中でも東京での体験塾は3回目。東大浅野キャンパス(東京都文京区)で開かれ、中学1年生から高専4年生まで約20人が参加した。
参加者は、Webブラウザーから「富岳」を操作できるポータルサイトへの接続方法など利用手順や演習課題について説明を受けた上で、実際にスパコンを駆使して課題に挑んだ。
具体的には「富岳」を利用し、宇宙の形成に関わる「重力多体」という複雑な問題の解決に必要なシミュレーションを実施。自ら書いたプログラムをスパコンで実行し、「太陽と地球の運動の計算」や「多数の天体の運動の計算」といった課題に取り組んだ。
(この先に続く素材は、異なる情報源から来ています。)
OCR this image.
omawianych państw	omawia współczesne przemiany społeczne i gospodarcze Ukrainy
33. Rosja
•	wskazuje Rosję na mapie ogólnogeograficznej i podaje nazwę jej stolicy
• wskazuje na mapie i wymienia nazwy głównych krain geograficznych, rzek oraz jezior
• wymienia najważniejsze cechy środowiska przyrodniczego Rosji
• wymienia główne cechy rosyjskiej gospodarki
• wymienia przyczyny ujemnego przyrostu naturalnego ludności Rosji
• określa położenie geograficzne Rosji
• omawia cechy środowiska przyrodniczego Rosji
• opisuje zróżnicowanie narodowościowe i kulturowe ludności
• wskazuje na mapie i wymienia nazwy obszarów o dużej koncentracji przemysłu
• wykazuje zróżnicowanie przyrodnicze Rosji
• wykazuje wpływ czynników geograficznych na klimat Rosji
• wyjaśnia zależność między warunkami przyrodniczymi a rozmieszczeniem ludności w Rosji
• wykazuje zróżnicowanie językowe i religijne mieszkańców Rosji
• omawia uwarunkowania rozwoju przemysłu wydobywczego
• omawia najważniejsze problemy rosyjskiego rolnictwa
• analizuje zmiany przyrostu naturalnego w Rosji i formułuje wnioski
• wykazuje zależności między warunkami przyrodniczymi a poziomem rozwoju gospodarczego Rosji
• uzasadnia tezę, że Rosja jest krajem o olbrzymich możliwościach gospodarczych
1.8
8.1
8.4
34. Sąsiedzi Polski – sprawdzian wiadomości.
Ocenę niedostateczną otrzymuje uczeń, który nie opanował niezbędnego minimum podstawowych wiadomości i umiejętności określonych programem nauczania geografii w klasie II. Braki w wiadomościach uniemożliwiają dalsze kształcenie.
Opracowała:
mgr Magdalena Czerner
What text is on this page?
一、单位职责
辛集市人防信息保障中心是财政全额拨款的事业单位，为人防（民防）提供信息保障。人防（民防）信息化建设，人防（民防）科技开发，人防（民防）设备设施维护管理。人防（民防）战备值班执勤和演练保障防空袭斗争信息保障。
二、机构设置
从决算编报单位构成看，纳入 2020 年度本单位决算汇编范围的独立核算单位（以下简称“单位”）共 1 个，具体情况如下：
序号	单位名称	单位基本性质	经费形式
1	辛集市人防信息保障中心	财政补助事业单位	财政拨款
参加した池田光駕さん(17)は「普段は基板設計や電気回路について勉強している。プログラミングは難しかったが、本当にやりたいことがはっきりと見えた」と感想を述べた。
RIST広報部の中山紀久子部長は開会のあいさつで、「人材育成が開催の目的。将来、振り返ったときに『ここでの経験が人生の転機になった』という人が一人でもいてくれたらうれしい」と話した。
体験塾の前日には、東京会場初の試みとして、東大柏キャンパス(千葉県柏市)に設置した新型スパコン「Miyabi(ミヤビ)」の見学会も開いた。東大と筑波大が1月に共同運用を始めたスパコンだ。この日は東大情報基盤センターの塙敏博教授が、スパコンの仕組みや用途などについて講義した。